The scrapped £469m FireControl project has been singled out by MPs as the worst government IT failure in many years.
Critics may point to this judgement as indicative of how serious the project's systemic flaws must have been, given the public sector's track record for troubled major IT programmes.
FireControl intended to abolish 46 local fire and rescue control rooms around the country and replace them with nine regional control centres. But the IT system was never delivered and eight of the centres remain vacant.
The contract to implement a national IT system linking the control centres was not even awarded until a full three years after the project started. The contract itself was poorly designed and awarded to a company without relevant experience. The computer system was never delivered, said Margaret Hodge, chair of the Public Accounts Committee.

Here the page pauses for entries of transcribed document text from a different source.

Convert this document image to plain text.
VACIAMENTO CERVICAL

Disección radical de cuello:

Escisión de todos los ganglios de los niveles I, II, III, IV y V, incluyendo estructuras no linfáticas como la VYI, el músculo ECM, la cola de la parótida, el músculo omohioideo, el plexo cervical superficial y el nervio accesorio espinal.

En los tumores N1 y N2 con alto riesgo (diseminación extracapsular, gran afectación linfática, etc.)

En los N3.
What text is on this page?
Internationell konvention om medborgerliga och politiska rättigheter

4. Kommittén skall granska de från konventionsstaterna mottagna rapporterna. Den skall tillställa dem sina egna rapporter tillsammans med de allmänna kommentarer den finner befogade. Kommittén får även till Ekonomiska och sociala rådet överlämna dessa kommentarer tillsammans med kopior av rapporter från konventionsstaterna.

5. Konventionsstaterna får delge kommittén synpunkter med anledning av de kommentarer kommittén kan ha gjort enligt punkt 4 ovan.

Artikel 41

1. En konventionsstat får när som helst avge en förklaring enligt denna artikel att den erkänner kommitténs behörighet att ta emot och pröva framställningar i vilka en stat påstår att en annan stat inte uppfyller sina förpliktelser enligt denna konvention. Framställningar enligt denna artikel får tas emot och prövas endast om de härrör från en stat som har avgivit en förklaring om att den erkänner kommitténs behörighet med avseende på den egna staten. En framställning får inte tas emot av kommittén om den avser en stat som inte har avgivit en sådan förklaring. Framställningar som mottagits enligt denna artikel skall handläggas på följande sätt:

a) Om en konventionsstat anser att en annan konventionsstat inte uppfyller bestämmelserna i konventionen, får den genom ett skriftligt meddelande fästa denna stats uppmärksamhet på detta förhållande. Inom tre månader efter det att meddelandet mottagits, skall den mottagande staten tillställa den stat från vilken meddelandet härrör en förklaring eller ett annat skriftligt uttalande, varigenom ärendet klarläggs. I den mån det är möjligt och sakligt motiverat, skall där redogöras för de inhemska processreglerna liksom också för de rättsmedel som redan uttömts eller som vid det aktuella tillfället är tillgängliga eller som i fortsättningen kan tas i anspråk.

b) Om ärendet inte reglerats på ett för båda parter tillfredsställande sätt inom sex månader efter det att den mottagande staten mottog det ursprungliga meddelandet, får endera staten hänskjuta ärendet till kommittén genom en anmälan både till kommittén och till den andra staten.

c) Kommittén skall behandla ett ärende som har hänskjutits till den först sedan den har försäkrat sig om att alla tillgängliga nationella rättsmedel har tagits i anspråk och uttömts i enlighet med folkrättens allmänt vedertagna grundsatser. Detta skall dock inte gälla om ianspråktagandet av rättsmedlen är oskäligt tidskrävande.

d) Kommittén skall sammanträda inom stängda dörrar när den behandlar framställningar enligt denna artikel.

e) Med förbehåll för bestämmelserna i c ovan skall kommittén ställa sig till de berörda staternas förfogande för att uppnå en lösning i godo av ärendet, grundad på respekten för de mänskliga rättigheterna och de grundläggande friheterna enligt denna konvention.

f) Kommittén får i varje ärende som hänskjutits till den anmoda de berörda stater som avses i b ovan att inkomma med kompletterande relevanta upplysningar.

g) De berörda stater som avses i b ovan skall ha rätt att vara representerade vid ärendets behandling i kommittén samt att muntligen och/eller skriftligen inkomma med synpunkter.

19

"No one has been held to account for this project failure, one of the worst we have seen for many years, and the careers of most of the senior staff responsible have carried on as if nothing had gone wrong at all and the consultants and contractor continue to work on many other government projects," she said.
The department now plans to spend a further £84.8m to secure the original objectives of FireControl, so there is a co-ordinated response to national incidents. But MPs have expressed concerns as to how a response to the threat of a large-scale incident would be co-ordinated under this system. "However, it is not clear to us how this extra spending will deliver value for money or achieve the objectives intended," said Hodge.